Looking for new baking ideas led me to discover “chaffles.” Am I really the last one to find this fantastic alternative to traditional burger buns? Probably, not, right? These are so yummy; you will not miss bread!

A chaffle (cheese + waffle) is made with cheese and egg. That’s it. You can embellish it with savory herbs and spices or add almond or coconut flour. Honestly, I prefer adding the flours because I’d rather not have such a robust “eggy-ness”. Similar to churros, they are scandalous when shaken with sugar and cinnamon. Still, I recommend trying the basic version first. It’s all you need to make a great gluten-free, low-carb alternative to encase a burger or other sandwich fillings.

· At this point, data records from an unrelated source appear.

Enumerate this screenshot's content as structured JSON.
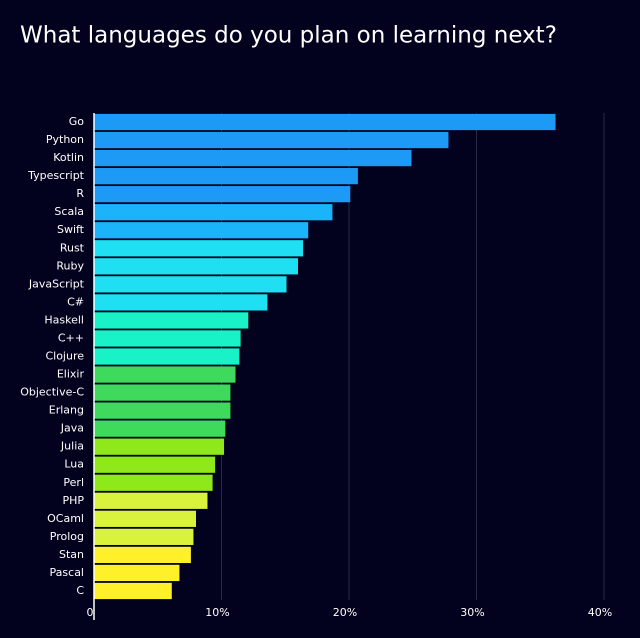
{
  "chart_data": {
    "type": "barh",
    "title": "What languages do you plan on learning next?",
    "categories": [
      "Go",
      "Python",
      "Kotlin",
      "Typescript",
      "R",
      "Scala",
      "Swift",
      "Rust",
      "Ruby",
      "JavaScript",
      "C#",
      "Haskell",
      "C++",
      "Clojure",
      "Elixir",
      "Objective-C",
      "Erlang",
      "Java",
      "Julia",
      "Lua",
      "Perl",
      "PHP",
      "OCaml",
      "Prolog",
      "Stan",
      "Pascal",
      "C"
    ],
    "values": [
      36.2,
      27.8,
      24.9,
      20.7,
      20.1,
      18.7,
      16.8,
      16.4,
      16.0,
      15.1,
      13.6,
      12.1,
      11.5,
      11.4,
      11.1,
      10.7,
      10.7,
      10.3,
      10.2,
      9.5,
      9.3,
      8.9,
      8.0,
      7.8,
      7.6,
      6.7,
      6.1
    ],
    "colors": [
      "#1c9af6",
      "#1c9af6",
      "#1c9af6",
      "#1c9af6",
      "#1c9af6",
      "#1bb4fb",
      "#1bb4fb",
      "#1ee0f2",
      "#1ee0f2",
      "#1ee0f2",
      "#1ee0f2",
      "#18f2c6",
      "#18f2c6",
      "#18f2c6",
      "#3fd95c",
      "#3fd95c",
      "#3fd95c",
      "#3fd95c",
      "#8ee81a",
      "#8ee81a",
      "#8ee81a",
      "#d9f23c",
      "#d9f23c",
      "#d9f23c",
      "#fff02a",
      "#fff02a",
      "#fff02a"
    ],
    "xlim": [
      0,
      40
    ],
    "xticks": [
      0,
      {
        "value": 10,
        "label": "10%"
      },
      {
        "value": 20,
        "label": "20%"
      },
      {
        "value": 30,
        "label": "30%"
      },
      {
        "value": 40,
        "label": "40%"
      }
    ],
    "grid": true
  }
}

Gather your ingredients and four-inch waffle iron (“Dash” is perfect for 9.99 at Target or Amazon). A Belgian waffle iron uses half the usual amount of batter for each waffle. This recipe makes four small waffles.

Use nearly any kind of cheese; try parmesan, cheddar, mozzarella, Monterey Jack, or cheese blends. The more finely shredded, the better. Preheat the waffle iron for 5 minutes. Whisk together ½ cup of cheese with one large egg or two egg whites. At this point, you may add 2 tbsp: almond flour or 1 tbsp of coconut flour. If using coconut flour, allow batter five minutes to thicken before using. I prefer the results when I add a ¼ tsp of baking powder, but not required. Pour ¼ cup of batter into the waffle maker. Cook for about 3-4 minutes, or when it stops steaming. Set aside to cool.

Reheat in the toaster oven, skillet, or oven at 350 degrees. The ones that are just egg and cheese are kind of floppy to reheat in a toaster. Freeze for later use.

That’s all there is to these! Dress them up as the spirit moves you.